In her free time, Lamar does pottery, including teaching pottery classes in the summer and creating mugs for the popular coffee shop UPerk. She learned to throw as a teenager, but returned to it as a serious craft about five years ago. She said she values the meditative, repetitive nature of her pottery, and that it enhances her teaching as well.

“It is such a tactile and whole-body experience,” she said. “I think that in the humanities you can get so focused on being only in your mind. But especially with the women’s text class—with sewing and cooking—experiencing something with your whole body and articulating that experience is something that we don’t emphasize as much in teaching, but we should.”

Whether she is teaching a freshman Honors seminar about dystopian literature or engaging upperclassmen with the work of Southern women writers, Lamar feels called back to the physical, the tactile, and the creative.
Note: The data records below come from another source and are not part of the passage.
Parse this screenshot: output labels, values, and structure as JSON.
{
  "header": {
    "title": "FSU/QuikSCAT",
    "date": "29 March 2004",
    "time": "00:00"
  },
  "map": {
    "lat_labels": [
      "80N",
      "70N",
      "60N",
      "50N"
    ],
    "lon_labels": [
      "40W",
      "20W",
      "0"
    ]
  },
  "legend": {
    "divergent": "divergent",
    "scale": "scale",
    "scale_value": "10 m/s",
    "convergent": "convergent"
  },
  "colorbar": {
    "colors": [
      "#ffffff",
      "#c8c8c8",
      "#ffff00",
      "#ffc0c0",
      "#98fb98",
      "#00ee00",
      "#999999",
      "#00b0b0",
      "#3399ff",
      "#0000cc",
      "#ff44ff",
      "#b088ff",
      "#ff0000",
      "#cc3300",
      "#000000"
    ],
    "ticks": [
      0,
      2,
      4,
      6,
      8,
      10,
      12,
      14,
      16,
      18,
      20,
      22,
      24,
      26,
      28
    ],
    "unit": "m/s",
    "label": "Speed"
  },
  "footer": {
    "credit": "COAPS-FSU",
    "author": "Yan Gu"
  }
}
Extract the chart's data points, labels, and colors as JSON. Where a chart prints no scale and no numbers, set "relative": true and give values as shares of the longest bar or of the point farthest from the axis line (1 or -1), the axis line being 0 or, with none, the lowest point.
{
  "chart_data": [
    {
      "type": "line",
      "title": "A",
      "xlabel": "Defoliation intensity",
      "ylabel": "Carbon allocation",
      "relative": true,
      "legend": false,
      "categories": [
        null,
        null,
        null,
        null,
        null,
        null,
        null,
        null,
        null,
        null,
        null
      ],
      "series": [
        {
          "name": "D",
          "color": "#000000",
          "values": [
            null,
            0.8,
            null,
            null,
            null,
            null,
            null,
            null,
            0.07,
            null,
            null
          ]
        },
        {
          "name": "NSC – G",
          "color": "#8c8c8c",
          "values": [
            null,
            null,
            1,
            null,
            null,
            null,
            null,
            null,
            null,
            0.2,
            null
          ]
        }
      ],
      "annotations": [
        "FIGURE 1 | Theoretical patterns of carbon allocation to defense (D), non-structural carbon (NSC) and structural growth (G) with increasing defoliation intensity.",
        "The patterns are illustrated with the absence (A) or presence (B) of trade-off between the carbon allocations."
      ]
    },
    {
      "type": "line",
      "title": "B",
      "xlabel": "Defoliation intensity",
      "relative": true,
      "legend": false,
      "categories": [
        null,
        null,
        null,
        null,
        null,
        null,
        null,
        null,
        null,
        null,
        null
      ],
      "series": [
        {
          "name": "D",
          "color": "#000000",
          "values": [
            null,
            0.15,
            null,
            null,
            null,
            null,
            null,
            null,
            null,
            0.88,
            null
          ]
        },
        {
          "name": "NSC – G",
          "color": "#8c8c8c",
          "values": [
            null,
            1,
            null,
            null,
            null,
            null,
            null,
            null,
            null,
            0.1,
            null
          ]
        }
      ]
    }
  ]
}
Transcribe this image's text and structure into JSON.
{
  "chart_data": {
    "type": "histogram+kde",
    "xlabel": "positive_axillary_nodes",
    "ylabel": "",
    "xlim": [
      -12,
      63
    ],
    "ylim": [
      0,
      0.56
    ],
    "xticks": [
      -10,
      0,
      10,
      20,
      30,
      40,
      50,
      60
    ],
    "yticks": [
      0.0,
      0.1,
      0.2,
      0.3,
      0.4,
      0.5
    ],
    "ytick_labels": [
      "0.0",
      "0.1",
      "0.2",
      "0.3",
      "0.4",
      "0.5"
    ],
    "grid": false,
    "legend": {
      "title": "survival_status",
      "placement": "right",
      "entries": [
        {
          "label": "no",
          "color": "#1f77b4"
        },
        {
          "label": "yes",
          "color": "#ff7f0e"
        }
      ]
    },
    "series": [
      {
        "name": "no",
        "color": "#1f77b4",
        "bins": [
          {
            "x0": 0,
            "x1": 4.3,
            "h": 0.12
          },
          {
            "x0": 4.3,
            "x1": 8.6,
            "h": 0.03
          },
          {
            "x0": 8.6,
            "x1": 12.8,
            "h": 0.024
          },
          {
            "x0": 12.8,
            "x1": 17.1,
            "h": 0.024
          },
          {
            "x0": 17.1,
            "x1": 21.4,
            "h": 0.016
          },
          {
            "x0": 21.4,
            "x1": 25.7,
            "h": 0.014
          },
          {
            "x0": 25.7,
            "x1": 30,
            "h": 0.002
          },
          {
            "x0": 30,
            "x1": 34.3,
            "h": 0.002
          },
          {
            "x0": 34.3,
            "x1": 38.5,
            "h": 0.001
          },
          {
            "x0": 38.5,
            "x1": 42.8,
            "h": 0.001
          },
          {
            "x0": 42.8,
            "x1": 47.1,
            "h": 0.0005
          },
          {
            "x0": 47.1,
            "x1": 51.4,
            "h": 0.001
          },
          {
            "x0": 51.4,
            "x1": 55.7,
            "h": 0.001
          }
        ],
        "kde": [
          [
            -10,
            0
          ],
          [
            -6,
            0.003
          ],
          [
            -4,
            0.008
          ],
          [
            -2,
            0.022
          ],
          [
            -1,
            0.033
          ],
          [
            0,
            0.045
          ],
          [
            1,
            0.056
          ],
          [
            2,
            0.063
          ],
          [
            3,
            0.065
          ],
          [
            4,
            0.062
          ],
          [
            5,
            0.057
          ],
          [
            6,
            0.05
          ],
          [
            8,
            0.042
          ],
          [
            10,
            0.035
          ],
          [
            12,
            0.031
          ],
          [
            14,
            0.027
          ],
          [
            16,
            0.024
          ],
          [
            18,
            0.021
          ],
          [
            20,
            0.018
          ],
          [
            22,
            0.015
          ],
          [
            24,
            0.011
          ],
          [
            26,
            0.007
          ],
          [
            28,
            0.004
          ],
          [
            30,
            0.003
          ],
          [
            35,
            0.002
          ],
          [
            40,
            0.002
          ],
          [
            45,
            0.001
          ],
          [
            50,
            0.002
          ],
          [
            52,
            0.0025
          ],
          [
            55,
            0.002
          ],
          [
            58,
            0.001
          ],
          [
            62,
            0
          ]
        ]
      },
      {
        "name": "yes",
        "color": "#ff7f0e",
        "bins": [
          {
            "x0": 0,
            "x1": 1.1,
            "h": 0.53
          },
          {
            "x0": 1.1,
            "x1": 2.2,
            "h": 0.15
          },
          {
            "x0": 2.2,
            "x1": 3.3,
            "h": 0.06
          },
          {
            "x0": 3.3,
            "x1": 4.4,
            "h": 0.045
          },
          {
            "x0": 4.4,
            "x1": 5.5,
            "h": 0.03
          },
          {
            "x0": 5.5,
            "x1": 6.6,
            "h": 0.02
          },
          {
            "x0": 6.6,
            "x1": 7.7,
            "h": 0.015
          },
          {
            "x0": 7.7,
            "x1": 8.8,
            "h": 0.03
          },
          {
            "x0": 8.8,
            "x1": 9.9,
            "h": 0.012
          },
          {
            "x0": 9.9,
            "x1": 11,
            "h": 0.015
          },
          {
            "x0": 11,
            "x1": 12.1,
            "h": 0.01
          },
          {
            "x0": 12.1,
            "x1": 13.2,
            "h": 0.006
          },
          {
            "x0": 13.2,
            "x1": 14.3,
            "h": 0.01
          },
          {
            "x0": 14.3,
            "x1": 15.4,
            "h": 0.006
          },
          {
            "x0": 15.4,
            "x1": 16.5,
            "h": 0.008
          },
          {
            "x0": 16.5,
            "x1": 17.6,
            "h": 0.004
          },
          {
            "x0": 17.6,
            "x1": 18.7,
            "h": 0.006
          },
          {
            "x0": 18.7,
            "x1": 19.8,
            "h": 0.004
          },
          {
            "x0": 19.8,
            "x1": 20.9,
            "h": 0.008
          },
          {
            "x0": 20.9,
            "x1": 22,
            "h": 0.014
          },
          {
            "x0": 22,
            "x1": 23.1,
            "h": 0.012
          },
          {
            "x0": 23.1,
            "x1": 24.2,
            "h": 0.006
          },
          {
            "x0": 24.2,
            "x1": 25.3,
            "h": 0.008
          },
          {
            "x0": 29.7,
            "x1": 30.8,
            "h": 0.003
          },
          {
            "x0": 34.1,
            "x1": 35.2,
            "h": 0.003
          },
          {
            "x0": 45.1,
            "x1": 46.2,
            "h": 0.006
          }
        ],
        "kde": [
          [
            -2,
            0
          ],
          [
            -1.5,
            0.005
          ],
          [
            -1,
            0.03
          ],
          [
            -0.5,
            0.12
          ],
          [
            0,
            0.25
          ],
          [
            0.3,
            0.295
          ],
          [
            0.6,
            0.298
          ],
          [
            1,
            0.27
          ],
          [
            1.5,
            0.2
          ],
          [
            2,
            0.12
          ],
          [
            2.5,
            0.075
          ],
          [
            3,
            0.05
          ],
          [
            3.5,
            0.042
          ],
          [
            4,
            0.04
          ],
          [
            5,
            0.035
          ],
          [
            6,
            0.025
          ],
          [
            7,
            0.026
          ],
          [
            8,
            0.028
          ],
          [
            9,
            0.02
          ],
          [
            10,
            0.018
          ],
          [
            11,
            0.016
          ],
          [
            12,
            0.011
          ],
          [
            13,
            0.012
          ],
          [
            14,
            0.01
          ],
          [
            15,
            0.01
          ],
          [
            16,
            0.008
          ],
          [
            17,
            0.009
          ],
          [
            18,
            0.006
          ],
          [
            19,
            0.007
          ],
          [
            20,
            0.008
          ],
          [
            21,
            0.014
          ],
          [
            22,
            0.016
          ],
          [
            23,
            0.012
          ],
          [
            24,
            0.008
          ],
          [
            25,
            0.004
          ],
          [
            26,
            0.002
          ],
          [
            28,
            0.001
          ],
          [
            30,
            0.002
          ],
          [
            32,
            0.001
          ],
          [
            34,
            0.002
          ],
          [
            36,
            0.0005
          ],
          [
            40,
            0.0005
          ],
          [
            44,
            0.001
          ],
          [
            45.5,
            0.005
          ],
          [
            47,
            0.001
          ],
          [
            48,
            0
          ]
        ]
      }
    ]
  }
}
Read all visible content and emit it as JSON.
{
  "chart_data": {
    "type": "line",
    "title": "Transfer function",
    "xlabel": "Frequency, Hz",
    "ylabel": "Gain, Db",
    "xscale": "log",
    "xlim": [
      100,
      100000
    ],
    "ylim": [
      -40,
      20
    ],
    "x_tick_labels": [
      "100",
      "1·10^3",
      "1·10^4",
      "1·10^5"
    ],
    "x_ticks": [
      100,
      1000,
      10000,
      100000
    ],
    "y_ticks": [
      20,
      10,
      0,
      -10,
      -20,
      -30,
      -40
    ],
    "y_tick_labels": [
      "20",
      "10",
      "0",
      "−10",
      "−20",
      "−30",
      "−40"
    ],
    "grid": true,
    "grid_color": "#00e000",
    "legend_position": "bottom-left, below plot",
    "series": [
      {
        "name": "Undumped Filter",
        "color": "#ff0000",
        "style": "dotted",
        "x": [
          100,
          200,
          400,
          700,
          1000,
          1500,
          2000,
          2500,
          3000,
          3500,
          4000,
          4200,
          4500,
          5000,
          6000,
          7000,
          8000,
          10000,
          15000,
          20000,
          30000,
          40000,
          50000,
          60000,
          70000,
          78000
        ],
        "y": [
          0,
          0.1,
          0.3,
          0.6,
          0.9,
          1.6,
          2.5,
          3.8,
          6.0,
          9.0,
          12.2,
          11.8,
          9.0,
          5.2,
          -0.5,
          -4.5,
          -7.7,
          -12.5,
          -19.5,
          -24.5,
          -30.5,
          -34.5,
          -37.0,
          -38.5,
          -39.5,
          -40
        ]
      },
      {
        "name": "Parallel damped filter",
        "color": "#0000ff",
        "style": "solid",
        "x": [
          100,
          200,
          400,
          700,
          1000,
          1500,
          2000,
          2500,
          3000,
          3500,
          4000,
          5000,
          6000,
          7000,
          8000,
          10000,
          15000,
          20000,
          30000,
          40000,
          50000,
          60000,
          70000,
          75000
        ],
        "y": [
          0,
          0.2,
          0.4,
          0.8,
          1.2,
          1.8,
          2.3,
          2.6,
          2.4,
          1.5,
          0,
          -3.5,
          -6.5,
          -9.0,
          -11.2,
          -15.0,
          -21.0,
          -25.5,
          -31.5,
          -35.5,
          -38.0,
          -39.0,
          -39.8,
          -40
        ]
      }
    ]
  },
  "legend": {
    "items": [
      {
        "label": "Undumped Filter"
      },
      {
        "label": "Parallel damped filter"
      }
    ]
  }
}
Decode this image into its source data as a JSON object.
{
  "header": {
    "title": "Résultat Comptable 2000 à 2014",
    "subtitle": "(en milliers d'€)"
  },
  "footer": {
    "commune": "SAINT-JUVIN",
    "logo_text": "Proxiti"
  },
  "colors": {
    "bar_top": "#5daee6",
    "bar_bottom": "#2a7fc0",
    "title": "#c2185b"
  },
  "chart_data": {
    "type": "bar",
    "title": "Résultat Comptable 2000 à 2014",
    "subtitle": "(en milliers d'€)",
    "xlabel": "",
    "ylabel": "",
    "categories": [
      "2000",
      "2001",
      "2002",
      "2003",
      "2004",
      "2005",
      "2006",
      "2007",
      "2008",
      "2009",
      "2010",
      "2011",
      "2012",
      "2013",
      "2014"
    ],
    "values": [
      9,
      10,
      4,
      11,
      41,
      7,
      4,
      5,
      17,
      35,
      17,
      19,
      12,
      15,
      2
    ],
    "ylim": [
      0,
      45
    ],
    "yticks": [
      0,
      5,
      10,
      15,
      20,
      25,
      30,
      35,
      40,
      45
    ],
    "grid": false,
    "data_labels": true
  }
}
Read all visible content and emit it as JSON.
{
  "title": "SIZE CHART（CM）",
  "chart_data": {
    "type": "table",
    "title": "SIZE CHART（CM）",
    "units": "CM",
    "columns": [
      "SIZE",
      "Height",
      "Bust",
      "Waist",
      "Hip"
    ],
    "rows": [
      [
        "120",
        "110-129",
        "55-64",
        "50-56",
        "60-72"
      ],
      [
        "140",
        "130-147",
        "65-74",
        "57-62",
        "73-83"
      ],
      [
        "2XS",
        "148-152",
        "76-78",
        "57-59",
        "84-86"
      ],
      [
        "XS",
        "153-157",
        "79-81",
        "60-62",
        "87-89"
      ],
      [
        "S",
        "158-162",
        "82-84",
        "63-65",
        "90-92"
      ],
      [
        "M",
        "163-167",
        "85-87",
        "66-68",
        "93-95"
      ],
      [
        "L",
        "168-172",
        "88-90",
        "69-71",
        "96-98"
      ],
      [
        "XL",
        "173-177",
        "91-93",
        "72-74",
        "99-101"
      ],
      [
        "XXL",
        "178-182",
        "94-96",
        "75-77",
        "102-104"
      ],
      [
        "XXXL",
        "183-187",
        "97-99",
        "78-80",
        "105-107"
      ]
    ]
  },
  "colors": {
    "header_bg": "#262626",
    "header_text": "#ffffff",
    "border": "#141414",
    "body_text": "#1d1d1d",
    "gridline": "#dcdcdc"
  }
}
As a girl, she learned to quilt and explored the remarkable stories women have to tell. As a woman and as an educator, she teaches to always consider a different perspective and to remember the process in everything.

“There’s something to be said for making stuff with your hands and taking the time to tell your story and honor the stories of others,” she said. “These basic principles are definitely woven into  every aspect of  my teaching.”